In this step, the evaluation team collects customer interaction data and aggregates it with enterprise data to analyze the effects of the overall business model on the customer contact channels. The purpose of this exercise is to identify and quantify opportunities to improve upstream business processes. The team sends its findings to business unit heads and functional managers, leveraging their insights to effect a business transformation.
New tools that facilitate the team’s root cause analysis include:
- Web-based Customer Disposition and Categorization tool — captures data most critical for business process analysis
- Business Enterprise Data Collection tool — enables the evaluation team to capture data from upstream processes
- Process-Driving Data Repository — provides an updated snapshot of business performance, facilitating recommendations for business transformation.
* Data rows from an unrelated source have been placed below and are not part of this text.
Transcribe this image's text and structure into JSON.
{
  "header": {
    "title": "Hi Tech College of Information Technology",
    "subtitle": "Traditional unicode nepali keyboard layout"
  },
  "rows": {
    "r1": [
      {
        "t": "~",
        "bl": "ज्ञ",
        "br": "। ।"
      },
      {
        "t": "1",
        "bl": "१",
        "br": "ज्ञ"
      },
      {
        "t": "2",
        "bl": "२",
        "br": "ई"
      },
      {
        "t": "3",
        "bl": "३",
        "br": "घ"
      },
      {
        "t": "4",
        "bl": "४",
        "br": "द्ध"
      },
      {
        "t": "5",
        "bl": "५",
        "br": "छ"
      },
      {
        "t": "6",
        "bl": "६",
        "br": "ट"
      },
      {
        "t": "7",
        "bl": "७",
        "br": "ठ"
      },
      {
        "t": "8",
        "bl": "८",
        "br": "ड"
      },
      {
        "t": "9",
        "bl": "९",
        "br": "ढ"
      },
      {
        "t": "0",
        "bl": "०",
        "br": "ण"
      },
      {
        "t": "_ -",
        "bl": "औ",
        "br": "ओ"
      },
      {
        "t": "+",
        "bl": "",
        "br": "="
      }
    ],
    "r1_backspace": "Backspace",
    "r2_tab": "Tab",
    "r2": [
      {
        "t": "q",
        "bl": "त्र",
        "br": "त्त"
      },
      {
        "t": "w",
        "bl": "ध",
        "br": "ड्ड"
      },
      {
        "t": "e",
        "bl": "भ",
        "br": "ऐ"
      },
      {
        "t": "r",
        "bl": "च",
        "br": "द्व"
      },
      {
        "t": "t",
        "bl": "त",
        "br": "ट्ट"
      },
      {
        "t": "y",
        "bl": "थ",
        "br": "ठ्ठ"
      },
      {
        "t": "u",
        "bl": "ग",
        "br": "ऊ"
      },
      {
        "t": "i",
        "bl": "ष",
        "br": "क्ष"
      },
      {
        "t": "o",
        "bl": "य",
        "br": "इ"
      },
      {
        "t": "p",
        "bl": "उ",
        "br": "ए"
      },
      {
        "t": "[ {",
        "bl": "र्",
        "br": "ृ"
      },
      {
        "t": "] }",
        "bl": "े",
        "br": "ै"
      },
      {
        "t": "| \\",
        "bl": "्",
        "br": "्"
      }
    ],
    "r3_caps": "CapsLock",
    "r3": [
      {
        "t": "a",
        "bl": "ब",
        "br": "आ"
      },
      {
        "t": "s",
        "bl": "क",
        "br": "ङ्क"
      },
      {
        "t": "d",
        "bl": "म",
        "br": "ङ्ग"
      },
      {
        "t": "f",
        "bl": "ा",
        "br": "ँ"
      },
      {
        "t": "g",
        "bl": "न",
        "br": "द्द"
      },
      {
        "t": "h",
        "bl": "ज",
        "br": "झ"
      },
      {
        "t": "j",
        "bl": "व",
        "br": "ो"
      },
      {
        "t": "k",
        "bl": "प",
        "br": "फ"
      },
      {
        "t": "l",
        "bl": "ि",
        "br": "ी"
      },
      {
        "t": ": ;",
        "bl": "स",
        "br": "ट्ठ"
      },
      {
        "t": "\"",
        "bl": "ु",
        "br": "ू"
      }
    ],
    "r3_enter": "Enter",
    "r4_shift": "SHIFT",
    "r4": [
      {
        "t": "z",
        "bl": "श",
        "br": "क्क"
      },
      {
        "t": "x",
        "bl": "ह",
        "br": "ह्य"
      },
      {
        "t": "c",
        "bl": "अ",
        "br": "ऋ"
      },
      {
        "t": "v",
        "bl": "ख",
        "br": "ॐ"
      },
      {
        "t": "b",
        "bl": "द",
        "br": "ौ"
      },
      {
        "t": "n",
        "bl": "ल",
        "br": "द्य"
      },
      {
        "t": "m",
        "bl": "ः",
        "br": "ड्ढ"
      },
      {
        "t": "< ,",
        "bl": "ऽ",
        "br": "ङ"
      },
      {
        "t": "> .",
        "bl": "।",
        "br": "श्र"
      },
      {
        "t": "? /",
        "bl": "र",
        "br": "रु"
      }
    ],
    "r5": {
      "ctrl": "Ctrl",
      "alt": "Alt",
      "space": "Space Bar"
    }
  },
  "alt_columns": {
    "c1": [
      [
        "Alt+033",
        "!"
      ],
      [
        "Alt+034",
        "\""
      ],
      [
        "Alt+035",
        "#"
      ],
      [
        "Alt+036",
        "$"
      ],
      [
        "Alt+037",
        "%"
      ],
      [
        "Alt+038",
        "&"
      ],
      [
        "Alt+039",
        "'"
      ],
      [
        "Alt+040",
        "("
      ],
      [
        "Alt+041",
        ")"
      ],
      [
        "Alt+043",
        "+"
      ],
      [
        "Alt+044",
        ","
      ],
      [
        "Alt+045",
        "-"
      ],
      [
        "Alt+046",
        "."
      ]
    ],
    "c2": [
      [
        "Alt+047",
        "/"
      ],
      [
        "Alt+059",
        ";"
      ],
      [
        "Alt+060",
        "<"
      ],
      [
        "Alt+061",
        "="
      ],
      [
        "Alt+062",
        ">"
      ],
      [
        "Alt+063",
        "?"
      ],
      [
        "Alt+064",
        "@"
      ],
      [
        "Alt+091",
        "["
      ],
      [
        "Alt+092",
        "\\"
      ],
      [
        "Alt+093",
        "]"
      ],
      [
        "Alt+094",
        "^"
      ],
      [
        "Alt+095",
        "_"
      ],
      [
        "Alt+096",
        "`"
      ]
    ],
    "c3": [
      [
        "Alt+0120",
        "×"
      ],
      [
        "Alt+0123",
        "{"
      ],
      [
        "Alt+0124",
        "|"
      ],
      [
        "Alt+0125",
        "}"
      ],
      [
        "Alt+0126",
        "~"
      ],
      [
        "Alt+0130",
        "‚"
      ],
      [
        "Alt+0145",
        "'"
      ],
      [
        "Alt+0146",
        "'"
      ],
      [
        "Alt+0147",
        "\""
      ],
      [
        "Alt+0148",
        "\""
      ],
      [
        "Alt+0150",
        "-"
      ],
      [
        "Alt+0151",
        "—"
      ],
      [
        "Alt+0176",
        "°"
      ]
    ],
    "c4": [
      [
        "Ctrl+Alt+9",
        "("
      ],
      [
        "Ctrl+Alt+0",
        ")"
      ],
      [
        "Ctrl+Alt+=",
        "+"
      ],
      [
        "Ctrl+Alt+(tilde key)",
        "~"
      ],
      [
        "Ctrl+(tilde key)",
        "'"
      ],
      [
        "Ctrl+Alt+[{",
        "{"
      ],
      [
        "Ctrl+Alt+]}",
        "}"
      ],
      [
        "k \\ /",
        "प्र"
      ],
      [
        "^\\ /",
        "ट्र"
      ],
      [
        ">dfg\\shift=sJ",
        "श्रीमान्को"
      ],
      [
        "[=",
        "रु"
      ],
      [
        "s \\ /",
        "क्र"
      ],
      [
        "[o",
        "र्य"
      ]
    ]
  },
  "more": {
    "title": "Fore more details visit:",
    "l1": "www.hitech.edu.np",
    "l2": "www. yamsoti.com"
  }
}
As a result of the root cause analysis, the evaluation team delivers a solution roadmap to the contact center operations manager. That plan quantifies the expected results from the business transformation. By developing business intelligence around how our processes affect our customers, we have seen our partners gain tremendous return on their investment in root cause analysis. One client was able to identify more than $12 million in savings opportunities and recognized a return of $2 million as a result of initial process improvements. In another engagement, we have seen first-year savings of $8 million generated via implementing the recommendations from deploying business intelligence to analyze the root causes of contact center volume. But the short-term savings generated via gains in process efficiency are only the first of many benefits. By fixing enterprise processes, a company can create a stronger and simplified customer experience, generate fewer customer contacts and create loyal, satisfied customers who drive business growth.
Results Achieved in Critical Areas
Since the contact center often is the main interaction point between a business and its customers, it serves as the nexus of relationship management for your most vital constituency. As such, every customer transaction should translate into actionable business improvement recommendations. It is important for contact centers to have the right processes and tools in order to effectively analyze and utilize the vast amounts of data inherent in the contact center. Proper use and understanding of what data is important and how to act on that data will ultimately make it easier for your customers to do business, and deliver positive experiences that boost retention and loyalty. To achieve these goals, companies must embrace a broader strategic approach that makes relationship management the core driver of the business. Companies that do so can manage and continuously improve the customer experience, elevating service to a formidable competitive asset.